Nepali mountaineer guide

Dawa Yangzum Sherpa, also known as Dawa Yangzum, is a Nepalese mountaineer and the first woman to become an international mountain guide from Nepal. In October 2024, she became the first Nepalese woman to summit all 14 eight-thousanders.

==Life==
Dawa Yangzum started her professional mountain climbing in 2009 with Yala Peak marking her first summit. She became one of the iconic Nepali mountain climbers in the history after climbing Mount Everest in 2012. In 2017, she received a certification from the International Federation of Mountain Guides Association and qualified to become an international mountain guide in the same year.
In March 2019, she signed a professional agreement with a US outdoor recreation product company, making her one of the few professional Nepali mountaineers to be paid as an athlete by a major western company.
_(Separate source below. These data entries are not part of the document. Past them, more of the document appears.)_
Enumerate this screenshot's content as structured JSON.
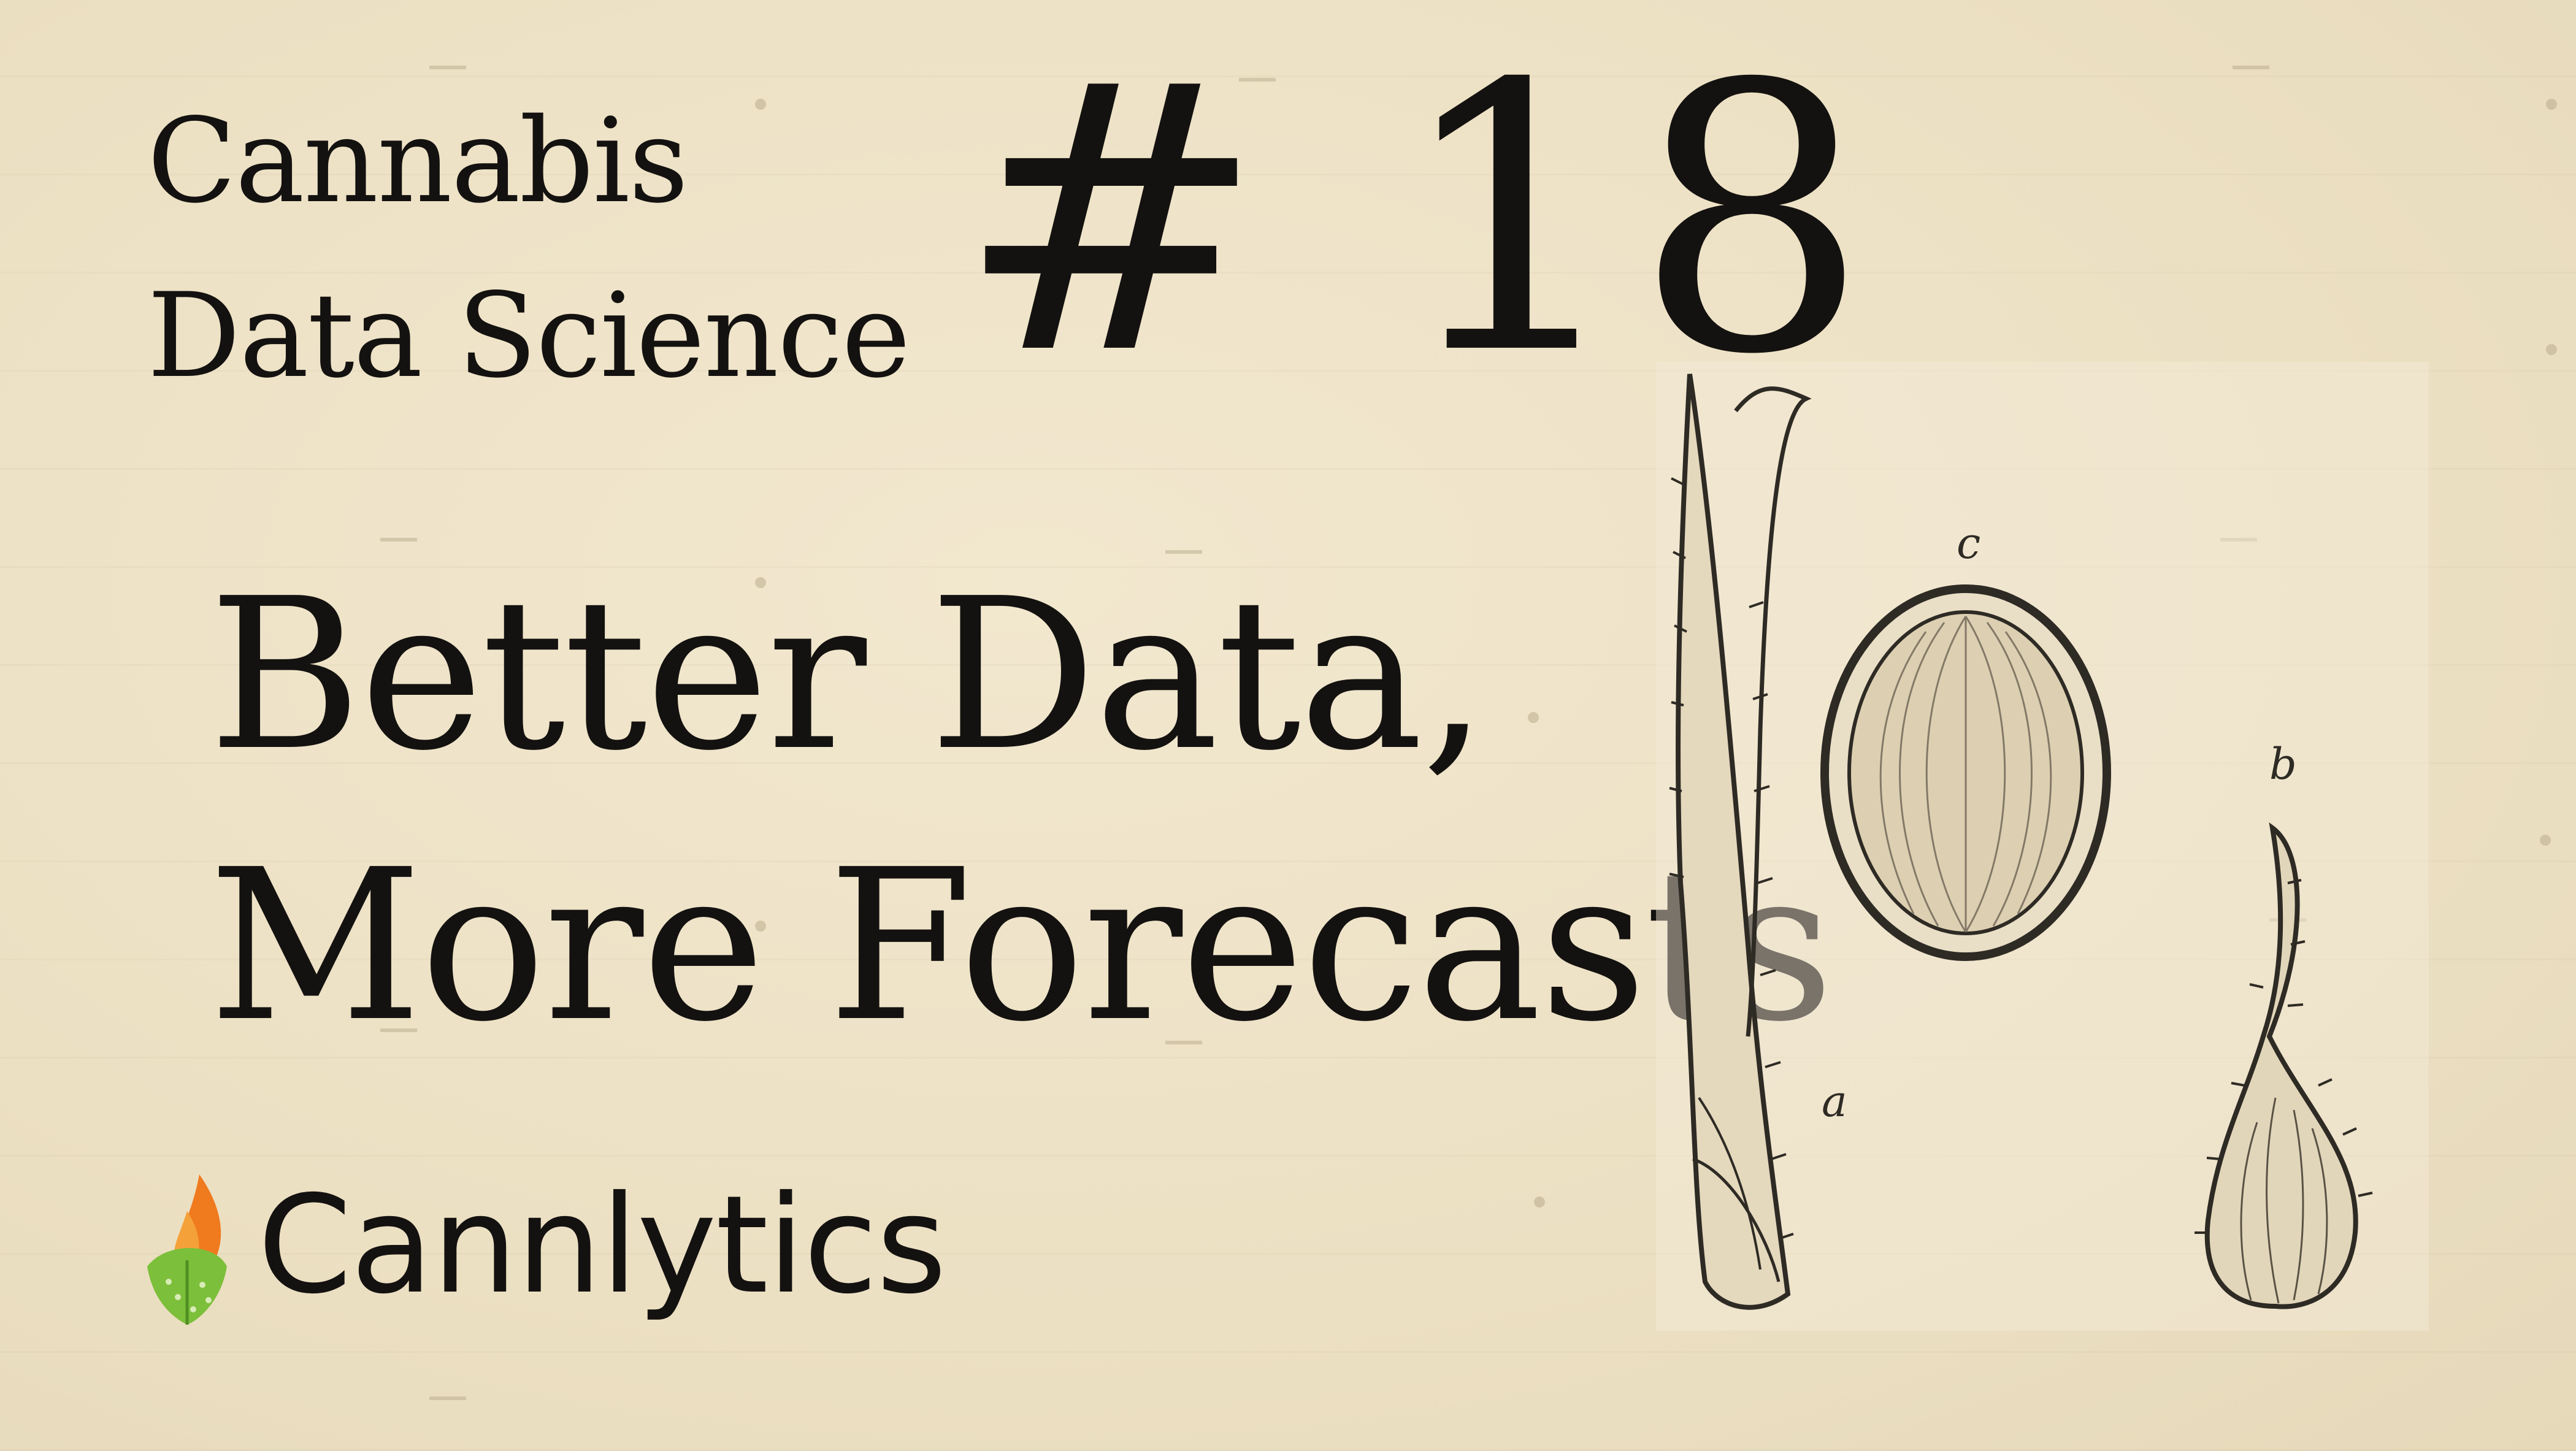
{
  "series_label": [
    "Cannabis",
    "Data Science"
  ],
  "episode_number": "# 18",
  "headline": [
    "Better Data,",
    "More Forecasts"
  ],
  "brand": {
    "name": "Cannlytics",
    "logo_icon": "flame-leaf-icon"
  },
  "illustration": {
    "labels": {
      "a": "a",
      "b": "b",
      "c": "c"
    },
    "icon": "cannabis-seed-engraving-icon"
  },
  "colors": {
    "background": "#efe4c9",
    "text": "#141210",
    "logo_orange": "#f07a1e",
    "logo_green": "#7cbf3a"
  }
}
Dawa Yangzum has climbed Everest several times and she became the first female Nepali woman to summit the fifth highest peak Makalu on 29 May 2019. On 26 July 2014, she was part of the all female 3-member Nepali contingent to summit K2. The other prominent members were Pasang Lhamu Sherpa Akita and Maya Sherpa. She also became the first woman to reach the true summit of Manaslu in autumn 2021.

On 9 October 2024, Sherpa summitted Shishapangma, her final eight-thousander. With this climb, she became the first Nepalese woman to summit all 14 of the eight-thousanders.